The CBPP recently analyzed Medicaid records over the past 15 years and found that, contrary to the assumption that Medicaid beneficiaries often sponge off the system, the vast majority of “able-bodied” beneficiaries are either employed or actively seeking work. Among those with a high-school degree or less, nearly three-quarters had held jobs in the past year, or they opted not to for decent reasons: attending school, caring for a relative, or retiring early. Many worked, in fact, despite having a debilitating health condition.

Besides, for many, work did not pay off in the long term. Less-educated participants experienced relatively high rates of poverty; job tenure declined sharply within a few years, suggesting that work requirements offered few prospects for long-term career opportunity. The beneficiaries often worked in jobs like retail sales, nursing aides, cashiers and cooks: in other words, they got stuck in unsustainable jobs, which often leave people more vulnerable to crisis, and perhaps illness as well. Moreover, since these jobs tend to be “volatile and do not guarantee sufficient wages” to escape poverty, CBPP projects they will end up more, not less, dependent on safety net programs. Ultimately, “these requirements would put their food assistance benefits or health coverage at risk when they need that support most.”

And the more damaging impact, other than pushing people into bad jobs, could be unjustly cutting off people’s benefits because they cannot prove they either meet the work requirements or qualify for one of the narrow eligibility exemptions. Researchers found that “proving” they’ve worked the requisite number of hours will be extremely difficult because of “High levels of unemployment, job turnover and instability,” and volatile schedules.

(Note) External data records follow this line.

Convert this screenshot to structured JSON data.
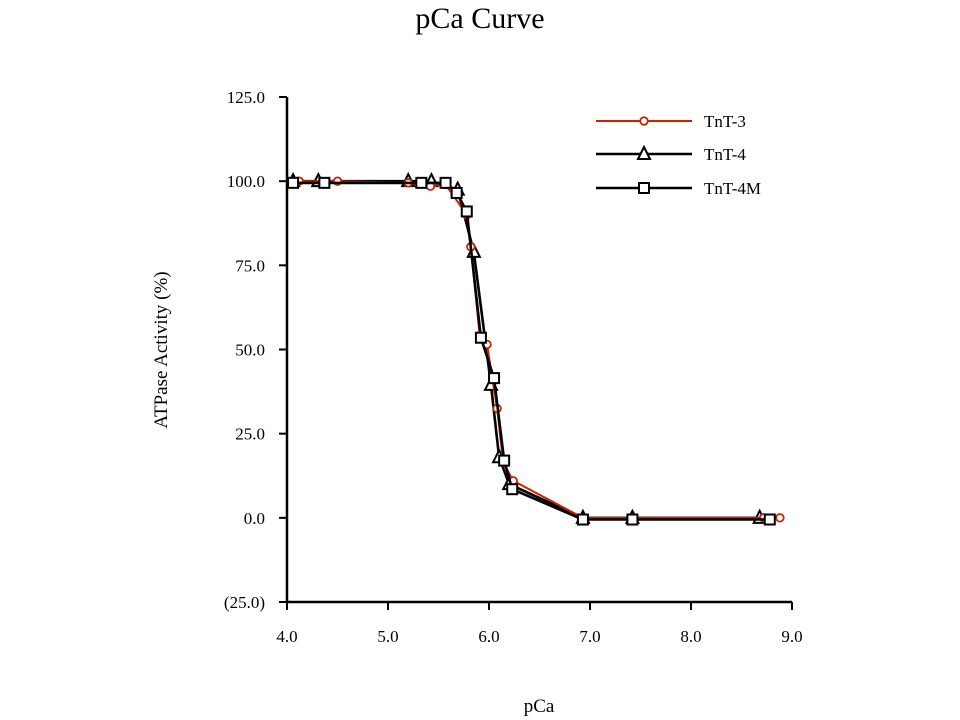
{
  "chart_data": {
    "type": "line",
    "title": "pCa Curve",
    "xlabel": "pCa",
    "ylabel": "ATPase Activity (%)",
    "xlim": [
      4.0,
      9.0
    ],
    "ylim": [
      -25.0,
      125.0
    ],
    "x_ticks": [
      "4.0",
      "5.0",
      "6.0",
      "7.0",
      "8.0",
      "9.0"
    ],
    "y_ticks": [
      "(25.0)",
      "0.0",
      "25.0",
      "50.0",
      "75.0",
      "100.0",
      "125.0"
    ],
    "legend_position": "top-right",
    "grid": false,
    "series": [
      {
        "name": "TnT-3",
        "color": "#cc2200",
        "marker": "circle",
        "points": [
          [
            4.12,
            100.0
          ],
          [
            4.5,
            100.0
          ],
          [
            5.2,
            99.5
          ],
          [
            5.42,
            98.5
          ],
          [
            5.57,
            99.0
          ],
          [
            5.78,
            90.0
          ],
          [
            5.82,
            80.5
          ],
          [
            5.91,
            53.5
          ],
          [
            5.98,
            51.5
          ],
          [
            6.08,
            32.5
          ],
          [
            6.14,
            16.5
          ],
          [
            6.24,
            11.0
          ],
          [
            6.93,
            0.0
          ],
          [
            7.42,
            0.0
          ],
          [
            8.72,
            0.0
          ],
          [
            8.88,
            0.0
          ]
        ]
      },
      {
        "name": "TnT-4",
        "color": "#000000",
        "marker": "triangle",
        "points": [
          [
            4.06,
            100.0
          ],
          [
            4.31,
            100.0
          ],
          [
            5.2,
            100.0
          ],
          [
            5.43,
            100.0
          ],
          [
            5.69,
            97.5
          ],
          [
            5.85,
            79.0
          ],
          [
            6.02,
            39.5
          ],
          [
            6.1,
            18.0
          ],
          [
            6.2,
            10.0
          ],
          [
            6.93,
            0.0
          ],
          [
            7.42,
            0.0
          ],
          [
            8.68,
            0.0
          ]
        ]
      },
      {
        "name": "TnT-4M",
        "color": "#000000",
        "marker": "square",
        "points": [
          [
            4.06,
            99.5
          ],
          [
            4.37,
            99.5
          ],
          [
            5.33,
            99.5
          ],
          [
            5.57,
            99.5
          ],
          [
            5.68,
            96.5
          ],
          [
            5.78,
            91.0
          ],
          [
            5.92,
            53.5
          ],
          [
            6.05,
            41.5
          ],
          [
            6.15,
            17.0
          ],
          [
            6.23,
            8.5
          ],
          [
            6.93,
            -0.5
          ],
          [
            7.42,
            -0.5
          ],
          [
            8.78,
            -0.5
          ]
        ]
      }
    ]
  }
}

According to CBPP analyst Judy Solomon, the Kentucky court ruling signals that the Medicaid population could be substantially destabilized by work requirements. Nonetheless, the administration is proceeding with rolling out similar programs in other states. Currently a similar work-requirement plan is launching in Arkansas, “although it raises issues similar to Kentucky. Similarly [Health and Human Services] could approve work requirements in other states despite the Kentucky decision. Arkansas and other state [plans] would have to be challenged in separate litigation.”

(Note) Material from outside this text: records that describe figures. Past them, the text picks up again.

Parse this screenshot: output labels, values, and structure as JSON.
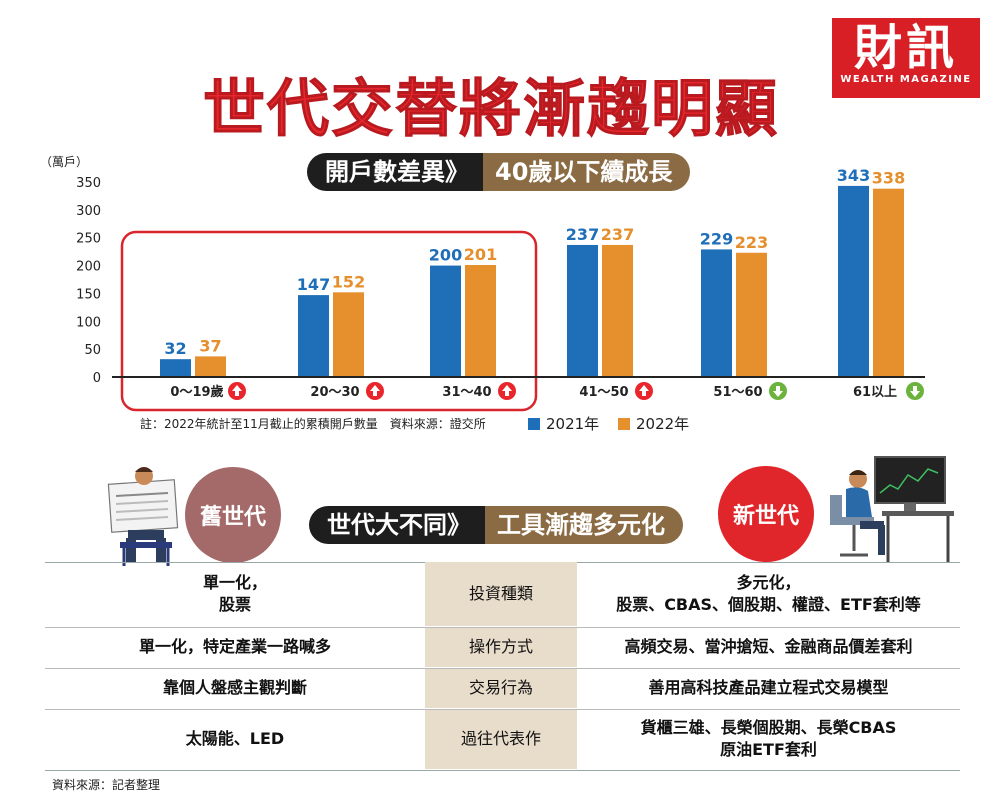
{
  "title": "世代交替將漸趨明顯",
  "logo": {
    "name": "財訊",
    "sub": "WEALTH MAGAZINE"
  },
  "section1": {
    "left": "開戶數差異》",
    "right": "40歲以下續成長"
  },
  "chart_data": {
    "type": "bar",
    "unit_label": "（萬戶）",
    "categories": [
      "0～19歲",
      "20～30",
      "31～40",
      "41～50",
      "51～60",
      "61以上"
    ],
    "series": [
      {
        "name": "2021年",
        "color": "#1f6fb8",
        "values": [
          32,
          147,
          200,
          237,
          229,
          343
        ]
      },
      {
        "name": "2022年",
        "color": "#e58f2d",
        "values": [
          37,
          152,
          201,
          237,
          223,
          338
        ]
      }
    ],
    "yticks": [
      0,
      50,
      100,
      150,
      200,
      250,
      300,
      350
    ],
    "ylim": [
      0,
      350
    ],
    "trend": [
      "up",
      "up",
      "up",
      "up",
      "down",
      "down"
    ],
    "note": "註：2022年統計至11月截止的累積開戶數量　資料來源：證交所",
    "legend": [
      "2021年",
      "2022年"
    ]
  },
  "section2": {
    "left": "世代大不同》",
    "right": "工具漸趨多元化"
  },
  "old_gen": "舊世代",
  "new_gen": "新世代",
  "comparison": [
    {
      "old": "單一化，\n股票",
      "aspect": "投資種類",
      "new": "多元化，\n股票、CBAS、個股期、權證、ETF套利等"
    },
    {
      "old": "單一化，特定產業一路喊多",
      "aspect": "操作方式",
      "new": "高頻交易、當沖搶短、金融商品價差套利"
    },
    {
      "old": "靠個人盤感主觀判斷",
      "aspect": "交易行為",
      "new": "善用高科技產品建立程式交易模型"
    },
    {
      "old": "太陽能、LED",
      "aspect": "過往代表作",
      "new": "貨櫃三雄、長榮個股期、長榮CBAS\n原油ETF套利"
    }
  ],
  "footer": "資料來源：記者整理",
  "colors": {
    "title": "#e8262c",
    "blue": "#1f6fb8",
    "orange": "#e58f2d",
    "up": "#e8262c",
    "down": "#6cb33e",
    "old_gen": "#a46a6a",
    "new_gen": "#e0262b"
  }
}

That the administration continues to flout the decision rather than step back from pushing more states to implement similar plans reveals just how little it cares about maintaining life-saving medical access for the poor. If people end up being condemned to deeper poverty and denied health care for “failing” to work enough hours, conservatives won’t see that as a failure of the program but as a sign of its success.